Rere terdiam sendiri di tengah lorong ICU, tertunduk, dan terkadang satu air mata jatuh membasahi pipi rere. baru saja rere berangkat ke luar negeri untuk merasakan pendidikan yang lebih, tapi yang dia dapatkan justru ayahnya dilarikan ke rumah sakit karena penyakit yang sampai sekarang rere tidak tahu. “keputusanku bulat ning..” ungkap rere kepada wening, salah satu sahabat rere yang sama-sama belajar di negara tersebut. “keputusanku bulat untuk meninggalkan belanda, aku tidak bisa mengorbankan ayahku dan aku juga tidak ingin apa yang aku lakukan disini sia-sia, karena disini aku justru terus memikirkan kondisi ayahku..” air mata rere menghangati pipi rere, dan kemudian wening memeluk rere “baiklah re, kalo itu maumu aku akan datangi profesor jane untuk mengatakan hal ini dan sekarang kau pulanglah ke Indonesia”. 

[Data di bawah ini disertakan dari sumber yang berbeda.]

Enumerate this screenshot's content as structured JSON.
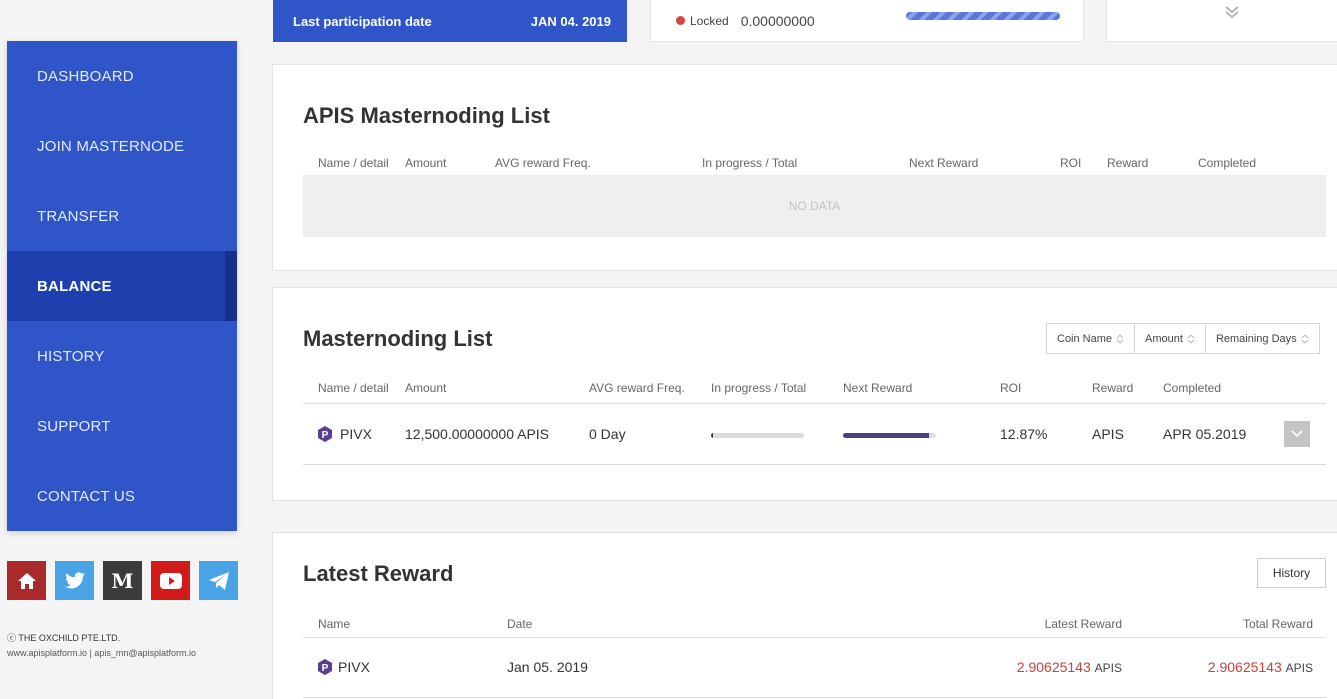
{
  "sidebar": {
    "items": [
      {
        "label": "DASHBOARD"
      },
      {
        "label": "JOIN MASTERNODE"
      },
      {
        "label": "TRANSFER"
      },
      {
        "label": "BALANCE",
        "active": true
      },
      {
        "label": "HISTORY"
      },
      {
        "label": "SUPPORT"
      },
      {
        "label": "CONTACT US"
      }
    ]
  },
  "social_icons": [
    {
      "name": "home-icon",
      "color": "#a82a2a"
    },
    {
      "name": "twitter-icon",
      "color": "#4aa3e4"
    },
    {
      "name": "medium-icon",
      "color": "#3b3b3b"
    },
    {
      "name": "youtube-icon",
      "color": "#d11b1b"
    },
    {
      "name": "telegram-icon",
      "color": "#4aa3e4"
    }
  ],
  "footer": {
    "company": "ⓒ THE OXCHILD PTE.LTD.",
    "contact": "www.apisplatform.io  |  apis_mn@apisplatform.io"
  },
  "top": {
    "last_participation_label": "Last participation date",
    "last_participation_value": "JAN 04. 2019",
    "locked_label": "Locked",
    "locked_value": "0.00000000"
  },
  "apis_list": {
    "title": "APIS Masternoding List",
    "headers": [
      "Name / detail",
      "Amount",
      "AVG reward Freq.",
      "In progress / Total",
      "Next Reward",
      "ROI",
      "Reward",
      "Completed"
    ],
    "empty_text": "NO DATA"
  },
  "mn_list": {
    "title": "Masternoding List",
    "sort_buttons": [
      "Coin Name",
      "Amount",
      "Remaining Days"
    ],
    "headers": [
      "Name / detail",
      "Amount",
      "AVG reward Freq.",
      "In progress / Total",
      "Next Reward",
      "ROI",
      "Reward",
      "Completed"
    ],
    "row": {
      "name": "PIVX",
      "amount": "12,500.00000000 APIS",
      "freq": "0 Day",
      "progress": 0.02,
      "next_reward": 0.92,
      "roi": "12.87%",
      "reward": "APIS",
      "completed": "APR 05.2019"
    }
  },
  "latest": {
    "title": "Latest Reward",
    "history_label": "History",
    "headers": [
      "Name",
      "Date",
      "Latest Reward",
      "Total Reward"
    ],
    "row": {
      "name": "PIVX",
      "date": "Jan 05. 2019",
      "latest_value": "2.90625143",
      "latest_unit": "APIS",
      "total_value": "2.90625143",
      "total_unit": "APIS"
    }
  },
  "colors": {
    "brand": "#2f55c8",
    "brand_dark": "#1e40ae",
    "pivx": "#5b3f8c",
    "reward_red": "#c6423a"
  }
}
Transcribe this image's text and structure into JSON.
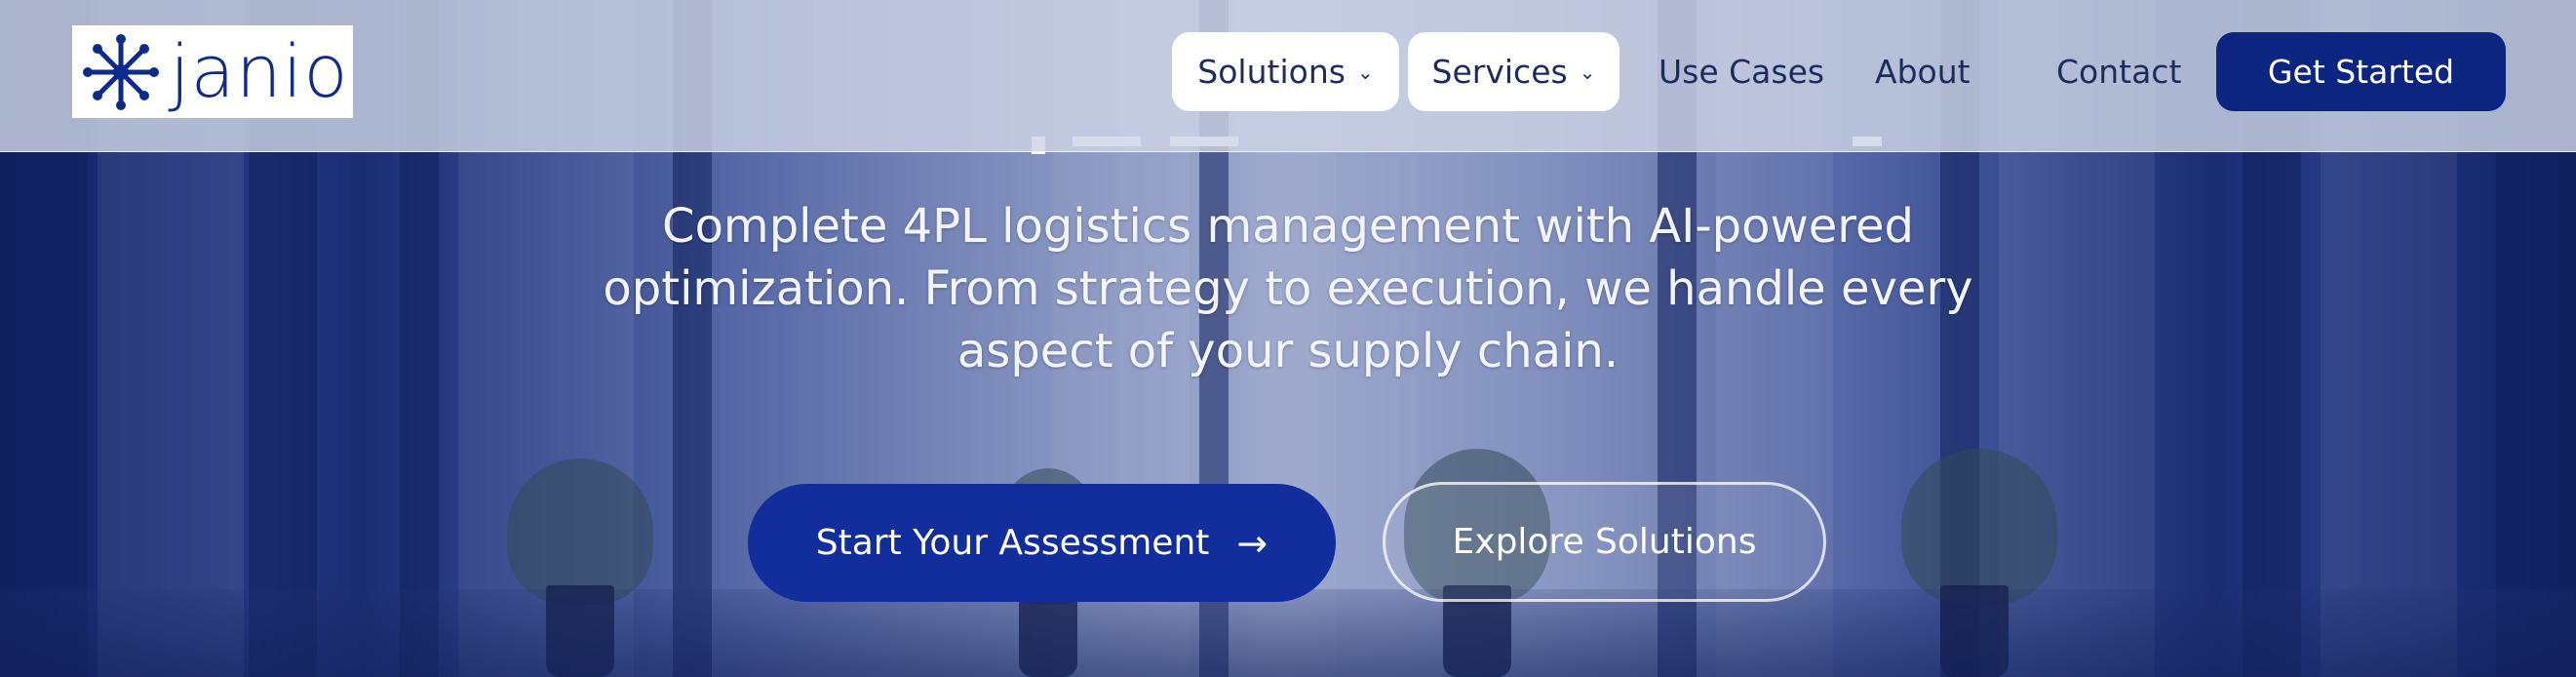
{
  "brand": {
    "name": "janio",
    "logo_icon": "starburst-icon",
    "color": "#0e2a8a"
  },
  "nav": {
    "solutions_label": "Solutions",
    "services_label": "Services",
    "use_cases_label": "Use Cases",
    "about_label": "About",
    "contact_label": "Contact",
    "get_started_label": "Get Started",
    "chevron_icon": "chevron-down-icon"
  },
  "hero": {
    "subtitle": "Complete 4PL logistics management with AI-powered optimization. From strategy to execution, we handle every aspect of your supply chain.",
    "primary_cta": "Start Your Assessment",
    "primary_cta_icon": "arrow-right-icon",
    "secondary_cta": "Explore Solutions"
  },
  "colors": {
    "primary": "#0b2580",
    "header_bg": "#cdd4e4",
    "text_dark": "#1d2c5e"
  }
}
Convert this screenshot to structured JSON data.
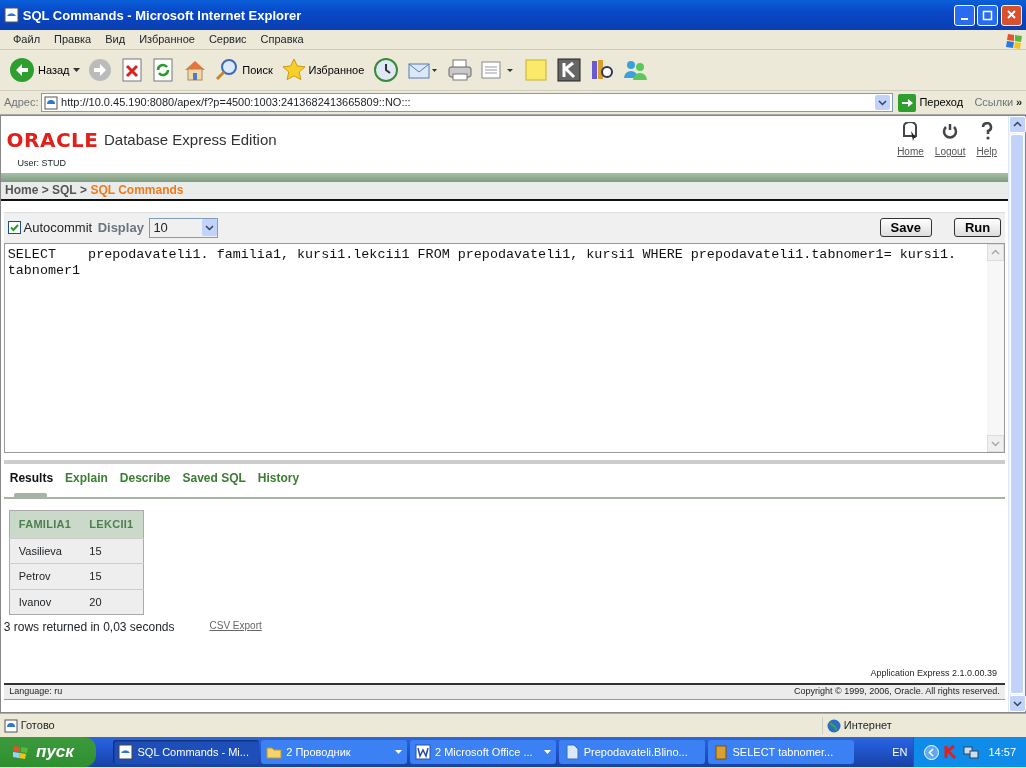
{
  "window": {
    "title": "SQL Commands - Microsoft Internet Explorer"
  },
  "menu": [
    "Файл",
    "Правка",
    "Вид",
    "Избранное",
    "Сервис",
    "Справка"
  ],
  "toolbar": [
    {
      "kind": "back",
      "label": "Назад"
    },
    {
      "kind": "forward"
    },
    {
      "kind": "stop"
    },
    {
      "kind": "refresh"
    },
    {
      "kind": "home"
    },
    {
      "kind": "search",
      "label": "Поиск"
    },
    {
      "kind": "favorites",
      "label": "Избранное"
    },
    {
      "kind": "history"
    },
    {
      "kind": "mail"
    },
    {
      "kind": "print"
    },
    {
      "kind": "edit"
    },
    {
      "kind": "note"
    },
    {
      "kind": "app"
    },
    {
      "kind": "research"
    },
    {
      "kind": "messenger"
    }
  ],
  "address": {
    "label": "Адрес:",
    "url": "http://10.0.45.190:8080/apex/f?p=4500:1003:2413682413665809::NO:::",
    "go": "Переход",
    "links": "Ссылки",
    "more": "»"
  },
  "page": {
    "logo": "ORACLE",
    "product": "Database Express Edition",
    "nav": [
      {
        "kind": "home",
        "label": "Home"
      },
      {
        "kind": "logout",
        "label": "Logout"
      },
      {
        "kind": "help",
        "label": "Help"
      }
    ],
    "user": "User: STUD",
    "breadcrumb": [
      {
        "kind": "link",
        "label": "Home"
      },
      {
        "kind": "separator",
        "label": " > "
      },
      {
        "kind": "link",
        "label": "SQL"
      },
      {
        "kind": "separator",
        "label": " > "
      },
      {
        "kind": "current",
        "label": "SQL Commands"
      }
    ],
    "autocommit": {
      "label": "Autocommit",
      "checked": true
    },
    "display": {
      "label": "Display",
      "value": "10"
    },
    "buttons": [
      "Save",
      "Run"
    ],
    "sql": "SELECT    prepodavateli1. familia1, kursi1.lekcii1 FROM prepodavateli1, kursi1 WHERE prepodavateli1.tabnomer1= kursi1. tabnomer1",
    "tabs": [
      {
        "label": "Results",
        "selected": true
      },
      {
        "label": "Explain",
        "selected": false
      },
      {
        "label": "Describe",
        "selected": false
      },
      {
        "label": "Saved SQL",
        "selected": false
      },
      {
        "label": "History",
        "selected": false
      }
    ],
    "table": {
      "columns": [
        "FAMILIA1",
        "LEKCII1"
      ],
      "rows": [
        [
          "Vasilieva",
          "15"
        ],
        [
          "Petrov",
          "15"
        ],
        [
          "Ivanov",
          "20"
        ]
      ]
    },
    "summary": "3 rows returned in 0,03 seconds",
    "export": "CSV Export",
    "version": "Application Express 2.1.0.00.39",
    "language": "Language: ru",
    "copyright": "Copyright © 1999, 2006, Oracle. All rights reserved."
  },
  "status_bar": {
    "text": "Готово",
    "zone": "Интернет"
  },
  "taskbar": {
    "start": "пуск",
    "tasks": [
      {
        "kind": "ie",
        "label": "SQL Commands - Mi...",
        "selected": true,
        "menu": false
      },
      {
        "kind": "folder",
        "label": "2 Проводник",
        "selected": false,
        "menu": true
      },
      {
        "kind": "word",
        "label": "2 Microsoft Office ...",
        "selected": false,
        "menu": true
      },
      {
        "kind": "doc",
        "label": "Prepodavateli.Blino...",
        "selected": false,
        "menu": false
      },
      {
        "kind": "app",
        "label": "SELECT   tabnomer...",
        "selected": false,
        "menu": false
      }
    ],
    "lang": "EN",
    "clock": "14:57"
  }
}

Selama di pesawat, awan tampak cerah, langit berwarna biru terang, sama sekali berbeda dengan perasaan rere saat ini. Semenjak mendapat telepon dari sang ibu bahwa ayahnya mengalami sakit dan kemungkinan hidup yang disebutkan ibu ditelepon, perasaan senang berubah menjadi duka, “aku ingin dekat ayah” gumam rere. kembali rere melihat ke luar pesawat, awan-awan itu menari dengan senang hati, dan sesekali rere teringat dengan memorinya di masa kecil bersama ayah. Ayah adalah sosok yang bijaksana, dia selalu mendengarkan apa yang rere katakan, meskipun tidak mengerti cara menanggapinya, ayah selalu membuat pertanyaan itu menjadi sebuah lelucon. Ayah tidak pernah mengeluh meskipun rere selalu membuat ayah merasa apa yang dilakukan ayah tidak berarti buat rere, tetapi rere tersadar bahwa apa yang dilakukan ayah ketika itu telah membuat rere menjadi seorang gadis yang berani menantang semua masalah yang ada, mandiri, dan penuh semangat menghadapi hal-hal yang baru. Ingin sekali rere mengucapkan terima kasih

Namun semua itu terlambat.
Dokter : “suster segera berikan saya injeksi.”
Suster :”siap dok.”
Dokter: “injeksi dilakukan dalam 5 detik. 1.2.3.4.5...”
*jedeg
Suster:”nihil dok..”

Berulang kali proses itu diberikan kepada ayah. Dari luar, rere, ibu, dan kak feno hanya bisa melihat sambil menangis. Dan akhirnya, semua alat dilepas dari tubuh ayah, tampak tubuh ayah yang kecil, yang sepertinya tidak mampu menahan alat tersebut kemudian kain putih yang biasa untuk menutupi setengah tubuh ayah dinaikkan sampai menutup mata ayah. “Ayah.. ayah..ayaaaahhh..”ibu berteriak.

Seketika ibu pingsan, sebelum dokter menjelaskan bahwa ayah sudah meninggal sementara rere hanya diam melihat ke jenazah ayahnya meskipun melalui  jendela kecil di pintu. “ayah, apapun yang engkau lakukan kepadaku, aku sadar ayah bahwa memang pilihanmu itu pastilah selalu yang terbaik bagi anak-anakmu. Maafkan aku jika terus mengatakan bahwa pikiran ayah itu kolot, ayah kurang modern, dan ayah hanya memikirkan kemauan ayah saja. Namun ayah, sungguh rere ingin mengatakan terima kasih untuk semua hal yang telah ayah berikan untuk rere. rere sadar bahwa mulai sekarang, tidak ada idealis yang akan dileluconkan oleh ayah, tidak ada makanan yang sengaja diasinkan agar aku dan kakak tidak memakannya, dan tentunya tidak ada lagi senyuman hangat dari seorang ayah terhebat seperti ayah. Selamat jalan yah,anakmu selalu mendoakanmu” bisik rere.